L'action contentieuse est faite de ruses et de louvoiements, compte tenu de l'impossibilité de s'immiscer dans la gestion du chef d'entreprise. Ne pouvant contester la légitimité de ses décisions, on cherche à prendre en défaut son discours sur son projet économique. S'il annonce des pertes, on vérifie les résultats du groupe. On se demande s'il n'a pas considéré seulement l'état financier de la filiale en France ou d'un établissement, voire d'une partie d'un établissement. On reconstitue des résultats consolidés et l'on prend en compte la logique du groupe. Chaque fois, il est apparu que Goodyear, Continental ou Metaleurop avaient déplacé la charge de travail d'un atelier de fabrication vers un autre pour des raisons de coût, de résistance sociale ou d'opportunités diverses.

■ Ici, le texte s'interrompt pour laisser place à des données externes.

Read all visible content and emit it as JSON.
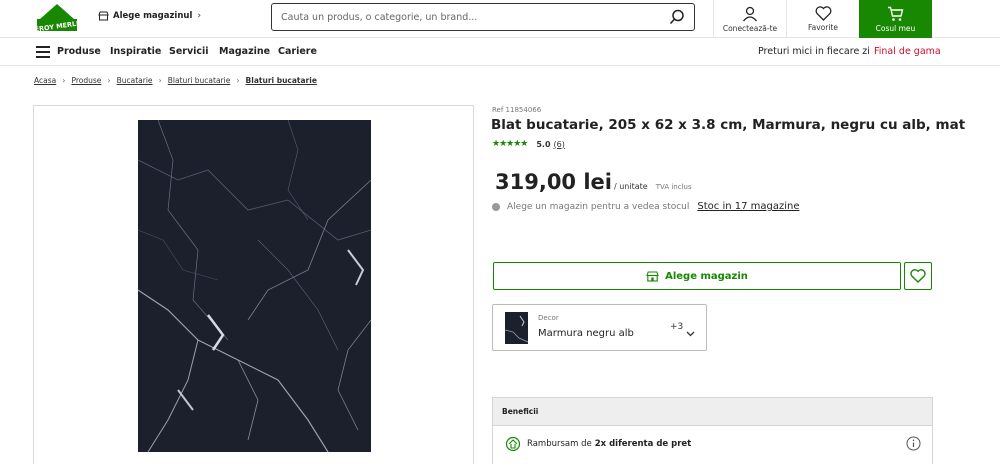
{
  "header": {
    "logo_alt": "LEROY MERLIN",
    "store_selector": "Alege magazinul",
    "search_placeholder": "Cauta un produs, o categorie, un brand...",
    "account_label": "Conectează-te",
    "favorites_label": "Favorite",
    "cart_label": "Cosul meu"
  },
  "nav": {
    "menu_label": "Produse",
    "items": [
      "Inspiratie",
      "Servicii",
      "Magazine",
      "Cariere"
    ],
    "right_links": [
      "Preturi mici in fiecare zi",
      "Final de gama"
    ]
  },
  "breadcrumb": [
    "Acasa",
    "Produse",
    "Bucatarie",
    "Blaturi bucatarie",
    "Blaturi bucatarie"
  ],
  "product": {
    "ref": "Ref 11854066",
    "title": "Blat bucatarie, 205 x 62 x 3.8 cm, Marmura, negru cu alb, mat",
    "rating_score": "5.0",
    "rating_count": "(6)",
    "rating_value": 5,
    "price": "319,00 lei",
    "price_unit": "/ unitate",
    "vat_note": "TVA inclus",
    "stock_text": "Alege un magazin pentru a vedea stocul",
    "stock_link": "Stoc in 17 magazine",
    "choose_store_button": "Alege magazin",
    "variant": {
      "label": "Decor",
      "value": "Marmura negru alb",
      "more": "+3"
    }
  },
  "benefits": {
    "title": "Beneficii",
    "row_prefix": "Rambursam de",
    "row_bold": "2x diferenta de pret"
  },
  "colors": {
    "brand_green": "#188803",
    "link_red": "#c8102e"
  }
}
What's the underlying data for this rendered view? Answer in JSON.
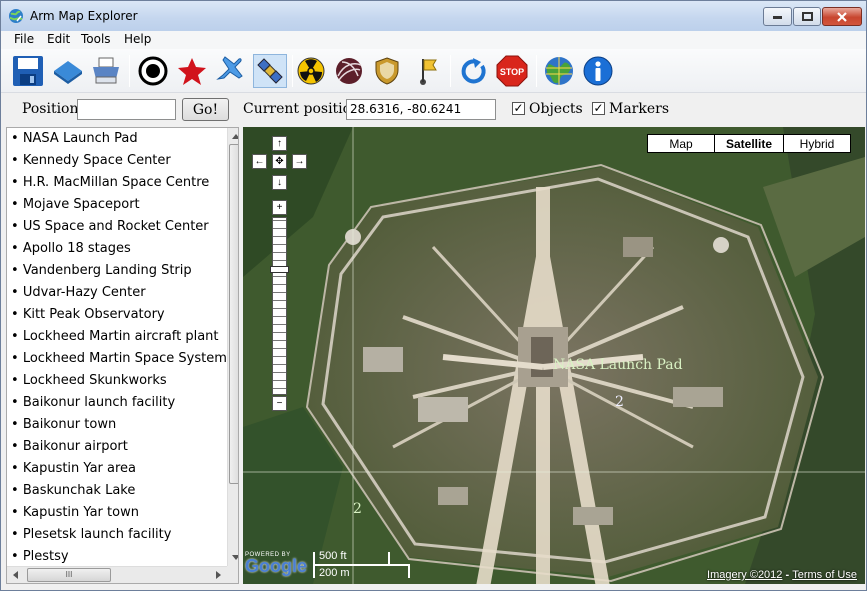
{
  "window": {
    "title": "Arm Map Explorer"
  },
  "menu": [
    "File",
    "Edit",
    "Tools",
    "Help"
  ],
  "toolbar": {
    "icons": [
      "save-icon",
      "open-icon",
      "print-icon",
      "target-icon",
      "star-icon",
      "airplane-icon",
      "satellite-icon",
      "radiation-icon",
      "hurricane-icon",
      "shield-icon",
      "flag-icon",
      "refresh-icon",
      "stop-icon",
      "globe-icon",
      "info-icon"
    ]
  },
  "position_bar": {
    "position_label": "Position:",
    "position_value": "",
    "go_label": "Go!",
    "current_label": "Current position:",
    "current_value": "28.6316, -80.6241",
    "objects_label": "Objects",
    "objects_checked": true,
    "markers_label": "Markers",
    "markers_checked": true
  },
  "list": {
    "items": [
      "NASA Launch Pad",
      "Kennedy Space Center",
      "H.R. MacMillan Space Centre",
      "Mojave Spaceport",
      "US Space and Rocket Center",
      "Apollo 18 stages",
      "Vandenberg Landing Strip",
      "Udvar-Hazy Center",
      "Kitt Peak Observatory",
      "Lockheed Martin aircraft plant",
      "Lockheed Martin Space Systems",
      "Lockheed Skunkworks",
      "Baikonur launch facility",
      "Baikonur town",
      "Baikonur airport",
      "Kapustin Yar area",
      "Baskunchak Lake",
      "Kapustin Yar town",
      "Plesetsk launch facility",
      "Plestsy"
    ],
    "hscroll_grip": "III"
  },
  "map": {
    "types": [
      "Map",
      "Satellite",
      "Hybrid"
    ],
    "active_type": "Satellite",
    "marker_label": "NASA Launch Pad",
    "grid_label_1": "2",
    "grid_label_2": "2",
    "scale_ft": "500 ft",
    "scale_m": "200 m",
    "logo_powered": "POWERED BY",
    "logo_text": "Google",
    "attrib_imagery": "Imagery ©2012",
    "attrib_sep": " - ",
    "attrib_terms": "Terms of Use",
    "zoom_level": 0.3
  }
}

Il y a quelques années, Continental a dû réintégrer des personnels dans leur emploi après qu'ils s'étaient mis en grève, parce qu'une charge de travail avait été déplacée en Italie ou en Allemagne. Dans le cas de Goodyear, les plaignants ont demandé au juge de suspendre la procédure jusqu'à ce que leur employeur produise une information économique pertinente. Certains ont regretté que l'action leur ait fait perdre du temps. Des dissensions ont éclaté au sein des syndicats entre ceux qui préféreraient toucher leur chèque au plus tôt et ceux qui entendaient prolonger le statu quo.

L'enjeu central du contentieux est de se situer en amont des décisions et non de faire reconnaître que des licenciements n'ont pas de cause réelle et sérieuse, ce qui n'est pas si difficile, comme l'ont montré, fin août, à Compiègne, la condamnation de Continental ou, fin septembre, la confirmation par la Cour de cassation de la décision prud'homale, au motif que la société n'avait pas fourni d'éléments justifiant les difficultés économiques dans le secteur d'activité concerné. Seul un juge judiciaire, celui des référés, auquel la Cour de cassation a confié des pouvoirs étendus en matière de contrôle des plans sociaux, est compétent pour agir.

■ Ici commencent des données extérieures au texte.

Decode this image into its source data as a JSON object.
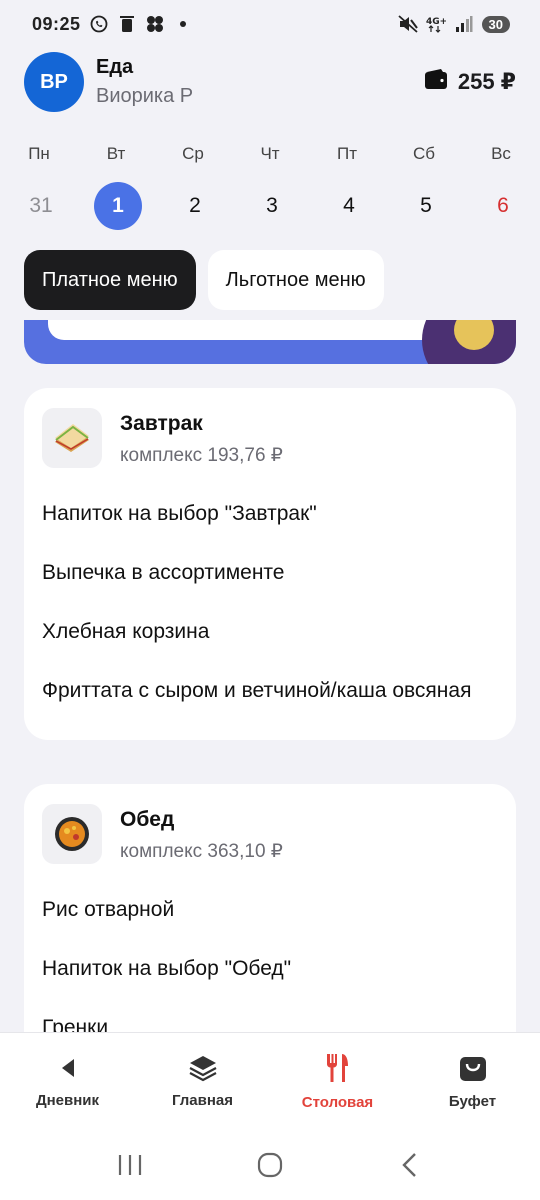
{
  "status_bar": {
    "time": "09:25",
    "left_icons": [
      "whatsapp-icon",
      "trash-icon",
      "clover-icon",
      "dot-icon"
    ],
    "right_icons": [
      "mute-icon",
      "4g-icon",
      "signal-icon"
    ],
    "battery": "30"
  },
  "header": {
    "avatar_initials": "ВР",
    "title": "Еда",
    "subtitle": "Виорика Р",
    "balance": "255 ₽",
    "balance_icon": "wallet-icon"
  },
  "week": {
    "days_of_week": [
      "Пн",
      "Вт",
      "Ср",
      "Чт",
      "Пт",
      "Сб",
      "Вс"
    ],
    "dates": [
      "31",
      "1",
      "2",
      "3",
      "4",
      "5",
      "6"
    ],
    "selected_index": 1
  },
  "tabs": [
    {
      "label": "Платное меню",
      "active": true
    },
    {
      "label": "Льготное меню",
      "active": false
    }
  ],
  "meals": [
    {
      "title": "Завтрак",
      "price": "комплекс 193,76 ₽",
      "icon": "sandwich-icon",
      "items": [
        "Напиток на выбор \"Завтрак\"",
        "Выпечка в ассортименте",
        "Хлебная корзина",
        "Фриттата с сыром и ветчиной/каша овсяная"
      ]
    },
    {
      "title": "Обед",
      "price": "комплекс 363,10 ₽",
      "icon": "pan-dish-icon",
      "items": [
        "Рис отварной",
        "Напиток на выбор \"Обед\"",
        "Гренки"
      ]
    }
  ],
  "bottom_nav": [
    {
      "label": "Дневник",
      "icon": "play-left-icon",
      "active": false
    },
    {
      "label": "Главная",
      "icon": "layers-icon",
      "active": false
    },
    {
      "label": "Столовая",
      "icon": "fork-knife-icon",
      "active": true
    },
    {
      "label": "Буфет",
      "icon": "shopping-bag-icon",
      "active": false
    }
  ],
  "colors": {
    "background": "#f2f2f7",
    "accent_blue": "#4a72e6",
    "avatar_blue": "#1466d6",
    "active_red": "#e2433b",
    "sunday_red": "#d63031",
    "tab_active": "#1c1c1e"
  }
}
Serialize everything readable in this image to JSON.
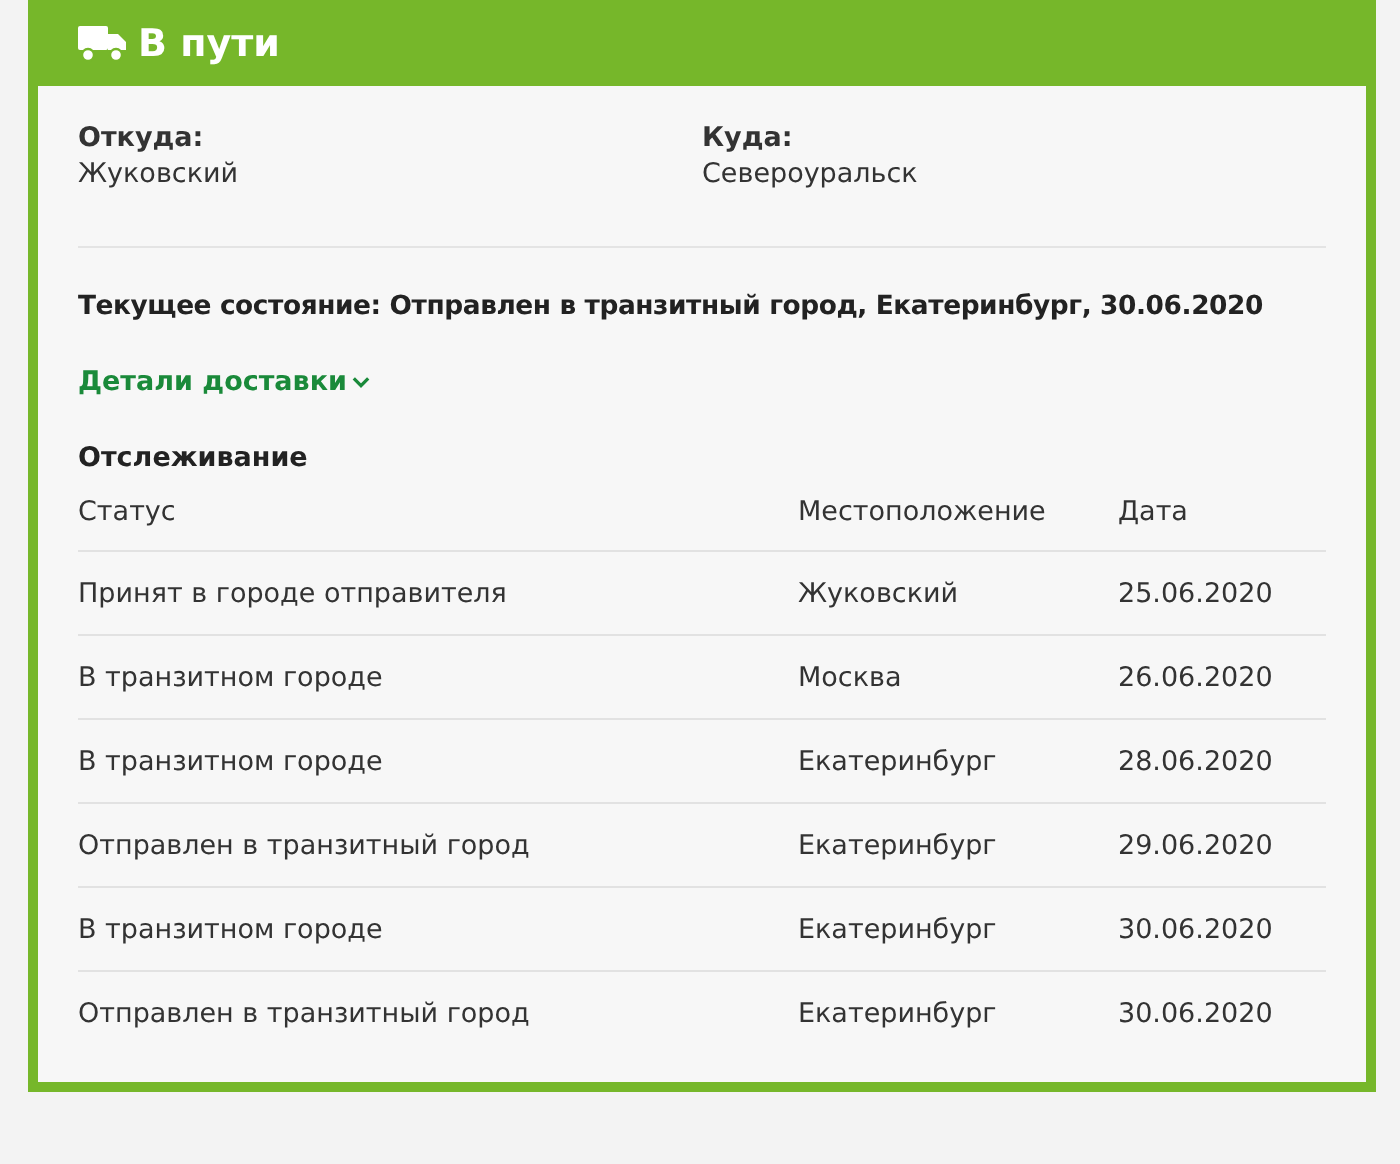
{
  "header": {
    "title": "В пути"
  },
  "from": {
    "label": "Откуда:",
    "value": "Жуковский"
  },
  "to": {
    "label": "Куда:",
    "value": "Североуральск"
  },
  "current_status": "Текущее состояние: Отправлен в транзитный город, Екатеринбург, 30.06.2020",
  "details_link": {
    "label": "Детали доставки",
    "expanded": false
  },
  "tracking": {
    "title": "Отслеживание",
    "columns": [
      "Статус",
      "Местоположение",
      "Дата"
    ],
    "rows": [
      [
        "Принят в городе отправителя",
        "Жуковский",
        "25.06.2020"
      ],
      [
        "В транзитном городе",
        "Москва",
        "26.06.2020"
      ],
      [
        "В транзитном городе",
        "Екатеринбург",
        "28.06.2020"
      ],
      [
        "Отправлен в транзитный город",
        "Екатеринбург",
        "29.06.2020"
      ],
      [
        "В транзитном городе",
        "Екатеринбург",
        "30.06.2020"
      ],
      [
        "Отправлен в транзитный город",
        "Екатеринбург",
        "30.06.2020"
      ]
    ]
  }
}
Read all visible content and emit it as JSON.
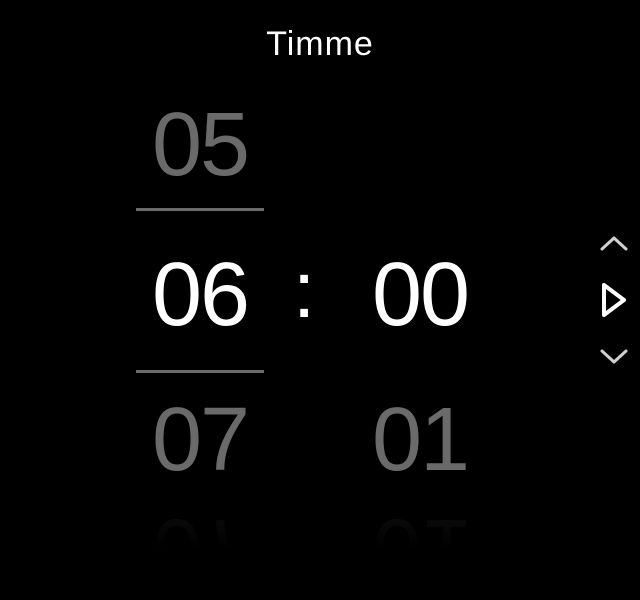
{
  "title": "Timme",
  "hour": {
    "prev": "05",
    "current": "06",
    "next": "07"
  },
  "minute": {
    "current": "00",
    "next": "01"
  },
  "separator": ":"
}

L'an dernier, cependant, dans l'affaire Viveo, la Cour de cassation a fermé une porte, ce qui est dommage, en revenant sur une décision de la Cour d'appel de Paris. Elle a suspendu une décision dans une affaire qui s'achèvera fatalement, dans quatre ou cinq ans, par le versement aux salariés de dommages et intérêts pour licenciement sans cause réelle et sérieuse. Je regrette aussi que la loi de sécurisation de l'emploi n'ait pas renforcé le pouvoir du juge judiciaire sur les plans sociaux, en lui permettant d'affirmer qu'il ne saurait y avoir de plan social pertinent en l'absence de cause économique.

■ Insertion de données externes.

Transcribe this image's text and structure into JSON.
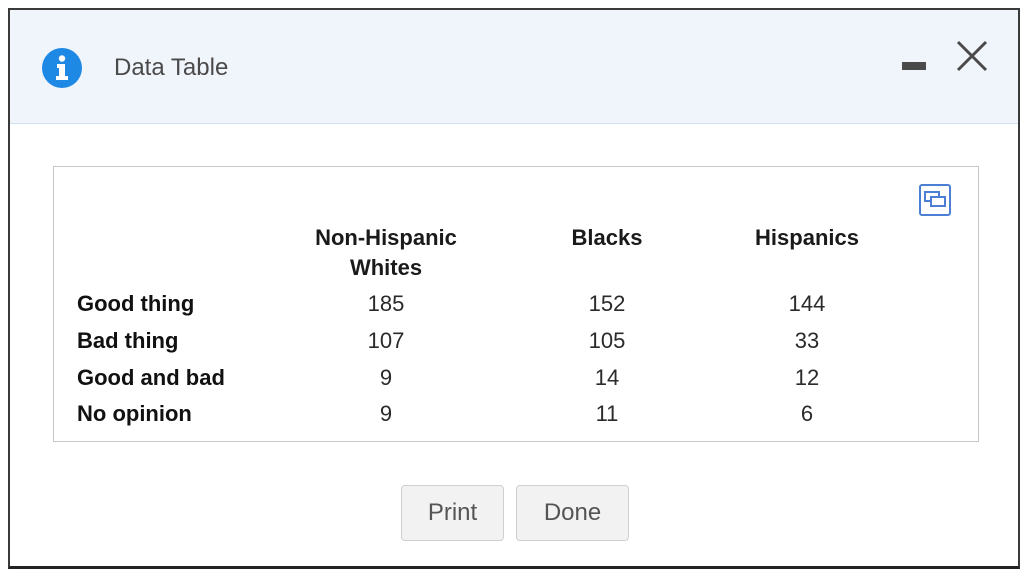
{
  "window": {
    "title": "Data Table"
  },
  "table": {
    "columns": [
      "Non-Hispanic Whites",
      "Blacks",
      "Hispanics"
    ],
    "column_lines": [
      [
        "Non-Hispanic",
        "Whites"
      ],
      [
        "Blacks"
      ],
      [
        "Hispanics"
      ]
    ],
    "rows": [
      {
        "label": "Good thing",
        "values": [
          "185",
          "152",
          "144"
        ]
      },
      {
        "label": "Bad thing",
        "values": [
          "107",
          "105",
          "33"
        ]
      },
      {
        "label": "Good and bad",
        "values": [
          "9",
          "14",
          "12"
        ]
      },
      {
        "label": "No opinion",
        "values": [
          "9",
          "11",
          "6"
        ]
      }
    ]
  },
  "buttons": {
    "print": "Print",
    "done": "Done"
  },
  "colors": {
    "accent": "#1e88e5",
    "titlebar_bg": "#f0f5fb"
  },
  "icons": {
    "info": "info-icon",
    "minimize": "minimize-icon",
    "close": "close-icon",
    "popout": "popout-icon"
  }
}
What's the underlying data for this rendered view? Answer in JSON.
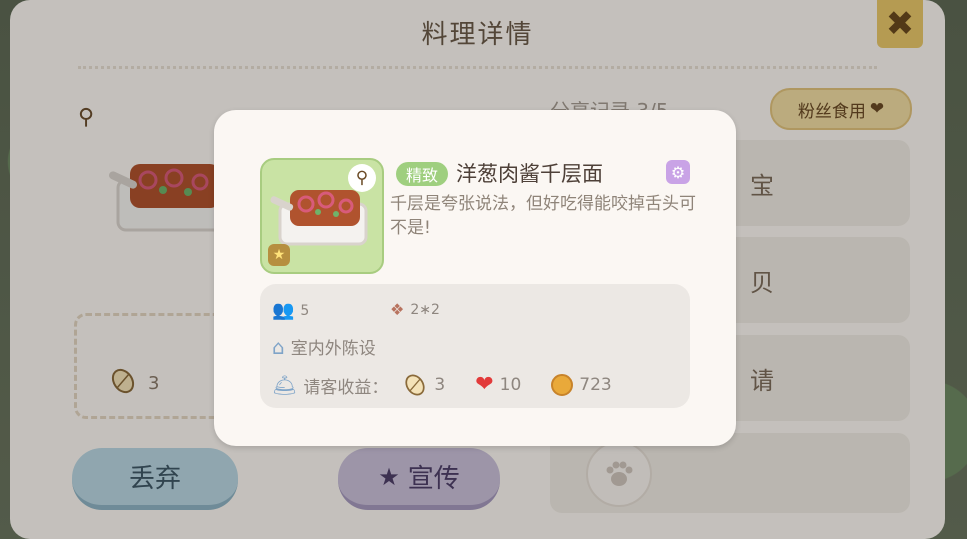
{
  "panel": {
    "title": "料理详情",
    "share_label": "分享记录 3/5",
    "fans_button": "粉丝食用",
    "side_buttons": [
      "宝",
      "贝",
      "请"
    ],
    "seed_count": "3",
    "discard_button": "丢弃",
    "promote_button": "宣传"
  },
  "popup": {
    "quality": "精致",
    "dish_name": "洋葱肉酱千层面",
    "description": "千层是夸张说法，但好吃得能咬掉舌头可不是!",
    "people": "5",
    "size": "2∗2",
    "placement": "室内外陈设",
    "income_label": "请客收益：",
    "income_seeds": "3",
    "income_hearts": "10",
    "income_coins": "723"
  },
  "colors": {
    "badge_green": "#9fcf7f",
    "heart_red": "#e23a3a",
    "coin_gold": "#e9a93a",
    "close_yellow": "#e8c769"
  },
  "icons": [
    "close-icon",
    "search-icon",
    "settings-icon",
    "people-icon",
    "tiles-icon",
    "house-icon",
    "bell-icon",
    "seed-icon",
    "heart-icon",
    "coin-icon",
    "paw-icon",
    "star-icon"
  ]
}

Depuis quelques années, sous l'impulsion des milieux patronaux, la loi évolue dans le sens d'une défiance accrue à l'égard du juge. Après le rapport Virville, la loi de modernisation sociale et la loi de sécurisation de l'emploi ont restreint son pouvoir, notamment en raccourcissant les délais de prescription ou en lui retirant des prérogatives. Or on se souvient qu'entre le 3 janvier 1975 et le 31 décembre 1986, lorsque les licenciements étaient soumis à un contrôle administratif, le Conseil d'État n'a récusé aucun plan social.